Soap was, historically, simply a fat which was often from an animal byproduct, such as lard or beef tallow, cooked with an alkali to create a chemical reaction called saponification. As a result, a foaming substance, either liquid or solid, depending on the alkali, which helped remove dirt and grime.
Today’s soap, however, does not meet the traditional soap criteria due to the heavy use of modern ingredients like synthetic surfactants and petroleum detergents.
The real benefit of hand-washing comes in the scrubbing motion, which physically removes bacteria. So if you’re planning on going with just one soap, consider a castile soap.
The firm, white olive oil-based soap was first created in the early 1600s in the Castile region of Spain. The addition of brine made a pure soap suitable for use all over your body. It won’t dry out nor harm sensitive skin. Consider also using a bathroom hand dryer over coarse towels when drying your hands after cleaning with soap to further protect your skin.
Shampoo is very different from regular soap and contains ingredients designed to remove dirt, dandruff, excess oil, and buildup from the environment. Shampoo is also made to make your hair smooth, shiny, moisturized, and more manageable.
We’ve established that shampoo is a necessity, and unless you have a problem such as dandruff, or a particular hair condition you want to manage, it doesn’t matter whether you choose an expensive brand or the no-name one.

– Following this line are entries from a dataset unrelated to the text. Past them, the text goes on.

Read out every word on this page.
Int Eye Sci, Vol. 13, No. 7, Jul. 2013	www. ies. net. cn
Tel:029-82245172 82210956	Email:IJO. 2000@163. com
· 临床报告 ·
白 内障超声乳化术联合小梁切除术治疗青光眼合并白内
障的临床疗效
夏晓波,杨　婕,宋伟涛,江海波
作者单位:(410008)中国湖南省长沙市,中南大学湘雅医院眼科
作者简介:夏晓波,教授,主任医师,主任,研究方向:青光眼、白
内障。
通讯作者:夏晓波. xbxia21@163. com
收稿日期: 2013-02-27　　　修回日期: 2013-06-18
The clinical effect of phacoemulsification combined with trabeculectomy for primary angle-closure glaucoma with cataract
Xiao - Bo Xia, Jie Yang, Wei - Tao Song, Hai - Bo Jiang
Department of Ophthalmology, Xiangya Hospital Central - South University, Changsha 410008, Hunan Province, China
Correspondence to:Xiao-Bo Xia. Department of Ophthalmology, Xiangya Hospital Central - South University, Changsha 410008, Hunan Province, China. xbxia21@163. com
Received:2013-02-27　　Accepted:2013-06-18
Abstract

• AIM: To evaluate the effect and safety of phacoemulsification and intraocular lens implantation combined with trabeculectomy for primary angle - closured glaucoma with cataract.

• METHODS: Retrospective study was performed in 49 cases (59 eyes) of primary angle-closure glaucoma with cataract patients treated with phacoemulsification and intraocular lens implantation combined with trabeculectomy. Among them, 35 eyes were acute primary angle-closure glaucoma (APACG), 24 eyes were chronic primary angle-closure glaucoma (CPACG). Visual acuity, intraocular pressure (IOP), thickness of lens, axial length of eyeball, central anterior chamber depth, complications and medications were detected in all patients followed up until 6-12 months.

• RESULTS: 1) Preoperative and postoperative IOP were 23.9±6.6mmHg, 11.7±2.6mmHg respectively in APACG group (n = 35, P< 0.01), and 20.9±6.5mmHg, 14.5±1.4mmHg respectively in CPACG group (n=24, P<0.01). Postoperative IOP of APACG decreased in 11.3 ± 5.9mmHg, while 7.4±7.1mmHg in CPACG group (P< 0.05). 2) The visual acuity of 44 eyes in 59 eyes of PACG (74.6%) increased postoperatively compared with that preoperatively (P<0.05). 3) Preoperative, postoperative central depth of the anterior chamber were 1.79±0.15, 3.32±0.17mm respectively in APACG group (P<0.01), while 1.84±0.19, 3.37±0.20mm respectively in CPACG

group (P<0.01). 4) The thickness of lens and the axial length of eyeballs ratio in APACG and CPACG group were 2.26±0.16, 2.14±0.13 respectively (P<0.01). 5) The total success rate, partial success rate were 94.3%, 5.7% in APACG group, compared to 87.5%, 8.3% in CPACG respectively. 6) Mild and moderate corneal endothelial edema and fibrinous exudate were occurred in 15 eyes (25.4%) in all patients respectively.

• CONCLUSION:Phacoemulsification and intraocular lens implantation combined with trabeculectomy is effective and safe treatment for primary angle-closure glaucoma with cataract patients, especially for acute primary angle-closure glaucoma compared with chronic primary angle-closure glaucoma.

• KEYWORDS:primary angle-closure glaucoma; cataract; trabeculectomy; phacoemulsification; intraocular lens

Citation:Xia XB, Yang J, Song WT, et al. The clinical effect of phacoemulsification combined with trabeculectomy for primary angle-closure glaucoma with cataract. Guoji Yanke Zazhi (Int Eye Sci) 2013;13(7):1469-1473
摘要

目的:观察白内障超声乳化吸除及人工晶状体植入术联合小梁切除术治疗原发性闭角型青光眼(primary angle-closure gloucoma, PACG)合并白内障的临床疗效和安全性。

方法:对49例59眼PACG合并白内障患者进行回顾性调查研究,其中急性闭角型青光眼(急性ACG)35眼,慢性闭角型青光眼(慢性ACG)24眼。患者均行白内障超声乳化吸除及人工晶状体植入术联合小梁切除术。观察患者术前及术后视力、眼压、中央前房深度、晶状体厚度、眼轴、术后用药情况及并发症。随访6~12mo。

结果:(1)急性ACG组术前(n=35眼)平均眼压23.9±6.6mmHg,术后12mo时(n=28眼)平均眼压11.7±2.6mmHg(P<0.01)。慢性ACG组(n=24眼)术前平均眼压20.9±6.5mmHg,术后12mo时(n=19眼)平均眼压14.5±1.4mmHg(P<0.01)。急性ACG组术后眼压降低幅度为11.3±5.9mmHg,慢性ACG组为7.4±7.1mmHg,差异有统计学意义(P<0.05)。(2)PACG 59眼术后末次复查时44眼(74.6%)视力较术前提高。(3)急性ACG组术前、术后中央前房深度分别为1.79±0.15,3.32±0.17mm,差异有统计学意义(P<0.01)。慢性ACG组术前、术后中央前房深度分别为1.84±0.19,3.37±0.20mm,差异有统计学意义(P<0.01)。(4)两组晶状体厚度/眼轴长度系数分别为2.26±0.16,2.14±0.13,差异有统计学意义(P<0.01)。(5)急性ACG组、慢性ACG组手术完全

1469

The basic idea is to get your hair clean.
Expensive shampoos will claim to keep your hair healthy with the addition of vitamins, but it’s essential to keep in mind that your hair isn’t alive, and there’s only so much that those vitamins can do for it.
Sweating is a necessary bodily function that cools down our bodies when we’re hot. Like so many other natural functions, it is also considered distasteful.
Since the sweat glands responsible for the odor in the underarms are highly concentrated, most of us apply deodorant to reduce the amount of sweat we produce and cover up any potential odor.
You may imagine that deodorant is a fairly modern invention, though the first one was issued in 1888. Most deodorants today use a type of aluminum compound that closes the pores in your underarm skin, preventing sweat from escaping. Some aluminum-zirconium compounds also absorb the sweat that you do release.
Toothpaste is a dentifrice which is a product used to maintain oral hygiene. The ancient Romans utilized tooth powders made from abrasives like seafood shells, ashes, and animal bones. The modern version is an invention of the 19th century.
Many early toothpastes included baking soda as an abrasive and hydrogen peroxide which are still used in toothpastes today. Fluoride has been added to toothpaste since the 1950s to prevent tooth decay. Additionally, toothpaste may also include artificial sweeteners along with an antibacterial ingredient to avoid tartar, gingivitis, and bad breath.
The products mentioned above are absolutely essential to have in your daily routine. However, you can always take extra care by adding effects like sanitizers, dental floss, disinfectants, menstrual hygiene kits, and many more you can consider. Protect yourself from many diseases to ensure you live a long, healthy life ahead by taking care of your body. We hope you find this article helpful.